Quello che vi ho riportato martedì scorso era infatti soltanto il contenuto del mio power-point che ho presentato durante una lezione.
Dunque vi riassumerò qui sotto le considerazioni di Andrea Zanzotto e di Cesare Pavese, perché vale proprio la pena leggerle!

1a) ANDREA ZANZOTTO:

Zanzotto è autore di una raccolta di componimenti poetici intitolata Il galateo nel bosco. Ve la raccomando! L'ho in piccola parte studiata per l'esame di ieri di metrica italiana ed è veramente tosta: ha moltissimi virtuosismi linguistici! 
Ad ogni modo, Andrea Zanzotto definisce "dirompente" la fantasia di Landolfi, dichiarandola: "uno dei punti di riferimento più radiosi del Novecento italiano".
In effetti, un libro che ha tra i protagonisti una ragazza dalle zampe di capra, si potrebbe considerare tutt'oggi compreso nel genere fantasy.
Zanzotto inoltre, oltre ad osservare che "la grazia del libro è sospesa tra un sapere e un non sapere", visto che Gurù non è una creatura dalla fisionomia chiara.
Successivamente, questo poeta italiano del Novecento, inizia a concentrarsi sullo stile di questo romanzo, dicendo innanzitutto che  "La pietra lunare è poesia in ogni sua frase".
E' infatti (sia a mio avviso che secondo il parere di Zanzotto) un'opera dotata di un lessico decisamente variegato, dove il sublime viene accostato al banale (il "fantastico quotidiano" che dicevo l'altra volta citando Calvino).
La gamma di vocaboli è molto ampia: alcuni appartengono ad un registro molto elevato, altri risultano quasi obsoleti, alcuni sono dei neologismi, altri invece sono tipici regionalismi del Lazio che non saprei riportare.
Essendo sempre vissuta a Verona, sono bilingue nel senso che parlo fluentemente italiano-veronese.
Il lessico di qualsiasi altro dialetto italiano me lo dimentico dopo appena cinque minuti.

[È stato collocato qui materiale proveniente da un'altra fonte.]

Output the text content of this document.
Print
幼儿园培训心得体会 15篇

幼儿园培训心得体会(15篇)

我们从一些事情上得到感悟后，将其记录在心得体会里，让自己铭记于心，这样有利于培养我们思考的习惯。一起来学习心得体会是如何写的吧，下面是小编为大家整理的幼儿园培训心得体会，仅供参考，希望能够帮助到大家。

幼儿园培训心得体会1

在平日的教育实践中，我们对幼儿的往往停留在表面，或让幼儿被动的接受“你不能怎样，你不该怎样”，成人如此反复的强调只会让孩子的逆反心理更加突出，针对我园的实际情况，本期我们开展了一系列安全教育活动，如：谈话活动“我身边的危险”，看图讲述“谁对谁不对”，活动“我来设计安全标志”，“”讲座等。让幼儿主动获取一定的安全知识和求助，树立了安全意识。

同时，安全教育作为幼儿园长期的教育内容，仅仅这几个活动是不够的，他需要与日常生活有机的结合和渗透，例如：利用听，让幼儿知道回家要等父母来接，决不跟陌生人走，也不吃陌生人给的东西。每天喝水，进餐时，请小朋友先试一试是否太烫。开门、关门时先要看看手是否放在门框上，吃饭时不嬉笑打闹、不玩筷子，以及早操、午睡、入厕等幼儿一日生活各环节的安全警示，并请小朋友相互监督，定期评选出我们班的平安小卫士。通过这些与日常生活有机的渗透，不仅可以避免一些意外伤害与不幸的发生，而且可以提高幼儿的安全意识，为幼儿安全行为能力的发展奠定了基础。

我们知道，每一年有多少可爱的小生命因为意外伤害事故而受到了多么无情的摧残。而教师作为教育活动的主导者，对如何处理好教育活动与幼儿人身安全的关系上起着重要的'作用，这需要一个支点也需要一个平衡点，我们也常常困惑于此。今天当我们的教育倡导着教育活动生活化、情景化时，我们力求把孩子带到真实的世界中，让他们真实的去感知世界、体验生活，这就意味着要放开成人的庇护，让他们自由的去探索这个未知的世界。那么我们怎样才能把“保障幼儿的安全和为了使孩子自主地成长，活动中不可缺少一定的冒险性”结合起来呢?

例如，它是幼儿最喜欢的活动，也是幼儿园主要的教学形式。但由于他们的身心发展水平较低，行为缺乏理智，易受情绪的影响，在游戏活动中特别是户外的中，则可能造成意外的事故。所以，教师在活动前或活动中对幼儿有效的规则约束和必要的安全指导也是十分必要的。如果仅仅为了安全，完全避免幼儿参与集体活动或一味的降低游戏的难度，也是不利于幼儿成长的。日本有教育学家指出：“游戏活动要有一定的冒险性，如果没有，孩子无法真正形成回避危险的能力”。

Se avete letto bene le citazioni che ho riportato nel post del 4 giugno, trovate delle espressioni molto suggestive, e in particolare, delle similitudini naturali che rendono il testo di Landolfi una sorta di "prosa poetica".
Se quello che vi ho riassunto finora richiama più o meno i contenuti del mio post e della mia relazione, ciò che viene adesso è veramente arricchente, per qualsiasi lettore di Landolfi.

Zanzotto osserva che vi sono due frasi che introducono l'incipit:

-La prima è latina: "Bene dixisti de me, Thomas", ovvero, "Hai parlato bene di me, Tommaso".
E' una frase che, nel contesto di questo romanzo, la luna rivolgerebbe all'autore. Cioè, in questo contesto, la luna verrebbe ironizzata come dea.
Landolfi però non ha inventato ex novo questa frase, perché l'ha tratta dalla Summa Theologiae di San Tommaso d'Aquino, dal momento che il filosofo, all'interno del suo trattato, veniva premiato dalle stesse identiche parole, pronunciate però da Cristo.
Indubbiamente il nostro autore italiano, con questa proposizione, presupponeva che il pubblico riconoscesse subito l'allusione.

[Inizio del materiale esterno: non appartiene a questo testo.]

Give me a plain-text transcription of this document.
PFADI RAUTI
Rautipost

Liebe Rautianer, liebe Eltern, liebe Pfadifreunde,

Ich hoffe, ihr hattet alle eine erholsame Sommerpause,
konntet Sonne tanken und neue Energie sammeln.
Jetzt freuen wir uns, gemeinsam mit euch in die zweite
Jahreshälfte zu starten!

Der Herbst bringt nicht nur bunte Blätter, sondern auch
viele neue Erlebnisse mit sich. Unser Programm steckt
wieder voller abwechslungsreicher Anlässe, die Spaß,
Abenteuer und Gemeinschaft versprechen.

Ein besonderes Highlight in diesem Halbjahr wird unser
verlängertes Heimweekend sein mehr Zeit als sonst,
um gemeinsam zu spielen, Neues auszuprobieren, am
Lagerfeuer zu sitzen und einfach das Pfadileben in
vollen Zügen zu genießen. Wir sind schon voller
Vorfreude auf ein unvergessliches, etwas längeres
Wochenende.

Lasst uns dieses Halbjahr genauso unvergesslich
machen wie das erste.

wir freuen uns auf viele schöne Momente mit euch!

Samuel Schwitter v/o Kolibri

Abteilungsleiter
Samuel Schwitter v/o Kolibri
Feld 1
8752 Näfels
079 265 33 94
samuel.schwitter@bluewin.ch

-La seconda citazione è stata tratta da Novalis, poeta romantico e riguarda delle pietre misteriose trovate in una piazza vuota. Probabilmente, la citazione di Novalis è un richiamo al Romanticismo, movimento culturale che Landolfi ammirava molto.

Zanzotto riflette anche sul senso profondo dei nomi dei due protagonisti.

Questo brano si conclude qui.